My friend Kara is also the one who told me about the yoga teacher training program called White Lotus Foundation. I began my training 5 months later. It’s been over a decade since then. I now lead empowerment retreats & workshops globally. My school of consciousness called Infinite Source Yoga is a lifestyle school that will deprogram your mind, empower your physical body and awaken your spirit like NO OTHER TRAINING OF ITS KIND. I will never forget the way my BIRCH Kara had my back. She was scared to speak out because her then husband was friends with my abuser but she did anyways. Thank you Kara.
I will never forget the stupidity of the system and how many people are fighting a pointless fight in court right now when they need to be swimming in a warm ocean and stretching their beautiful bodies, possibly even naked in the sand.
Most people in the system are broken from their youth and need an ISY empowerment training and healing retreat lifestyle. This is the truth. We all deserve the light. I went thru many more dark portals before and after this experience. I am the strongest womyn I know. I am learning to become soft again after years and years of building a wall of protection around myself and fighting to survive. I birthed two amazing children, one on my own in the privacy of my treehouse in the forest in a pool of water. I do believe all of my dark portals have created a light werker that is powerful and here to help lead the divine feminine to victory. I believe in myself because I had to.

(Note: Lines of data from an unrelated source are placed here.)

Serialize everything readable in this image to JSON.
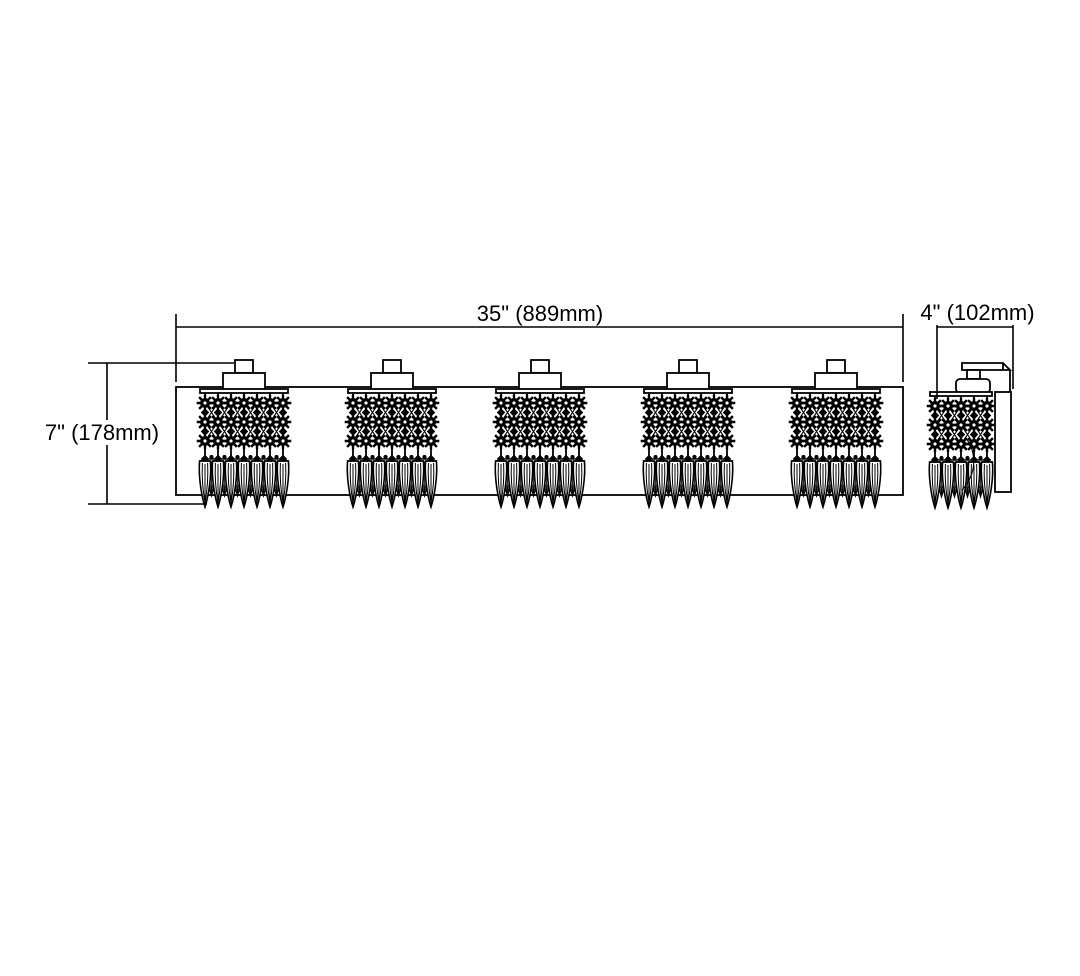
{
  "meta": {
    "background_color": "#ffffff",
    "line_color": "#000000"
  },
  "labels": {
    "width": "35\" (889mm)",
    "height": "7\" (178mm)",
    "depth": "4\" (102mm)"
  },
  "fixture": {
    "front_view": {
      "light_count": 5
    },
    "side_view": {
      "light_count": 1
    }
  }
}
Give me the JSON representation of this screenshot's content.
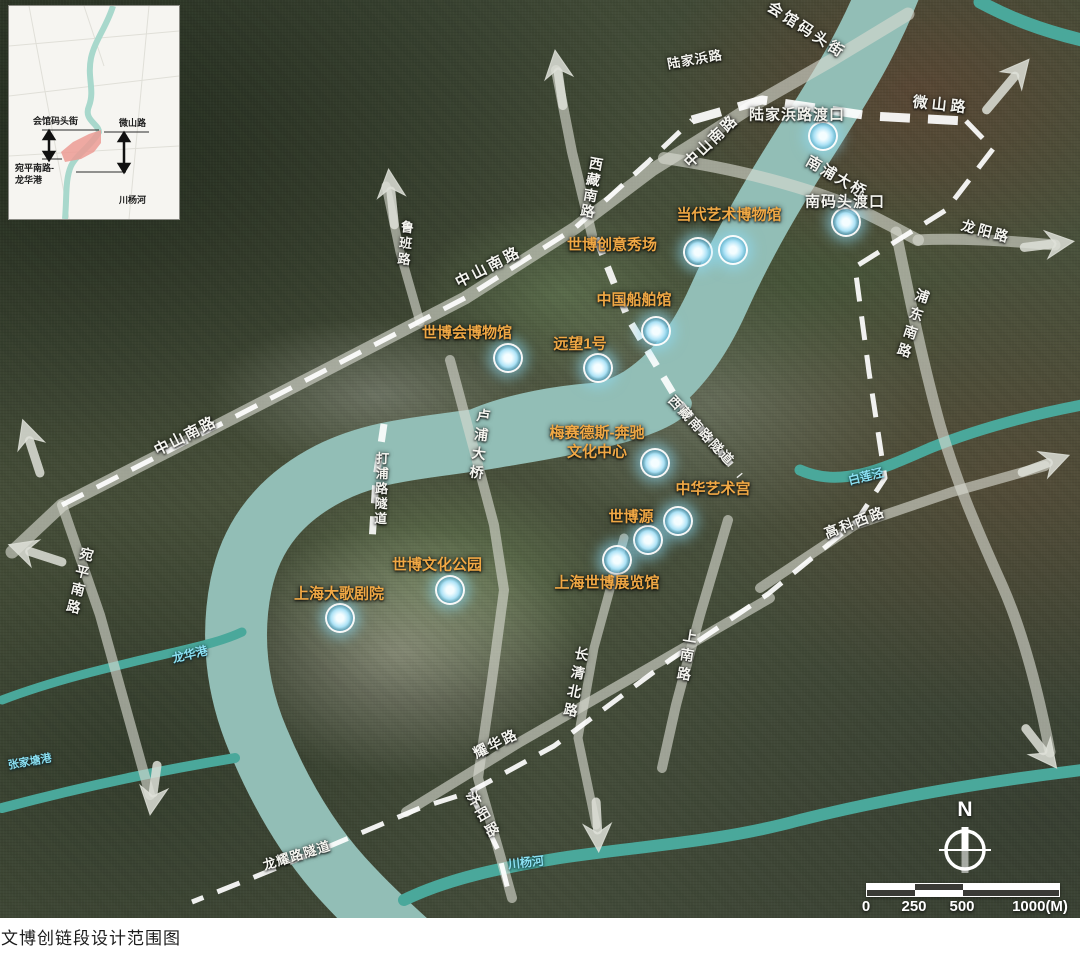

Please consider beginning this journey toward the truth of your soul, before you attract the negative energy on the outside that is swirling in your head. Know that you are perfect AS YOU ARE, with all of your “flaws” and Great Mystery APPROVES OF YOU EVEN IF YOU DO NOTHING BUT BREATHE ALL DAY LONG. Start the journey towards love and acceptance of yourself. Let your past EMPOWER you to discern and create light rooted in the darkness of fertile soul. On March 23rd for this lunar eclipse full Moon in Virgo, the sign of healing and the Goddess, it is the perfect time to release any limiting beliefs about yourself, time to let go of any and all old ideas about who you are. To release old pain and transcend into truth consciousness. YOU ARE A DIVINE BEING capable of creating worlds. Value yourself and your outer world will slowly shift to represent these changes.
Continue to harness your creative power by THINKING LIGHT THOUGHTS & watch in amazement and the universe conspires to align your desires. Keep inhaling the divine love of all light, in through your nose and exhaling out what no longer serves. We make it true when we talk about it so clean up your story. If it’s not empowering you it’s time to let it go! We become what we look at and think. We are what we eat. Pay attention to what is ready to be released and what is being birthed by you. Your dark and your light are necessary components to your whole. You got this video game called life. Close your eyes to really see and navigate the inner space of your being with the brightest light available to us all, the infinite breath.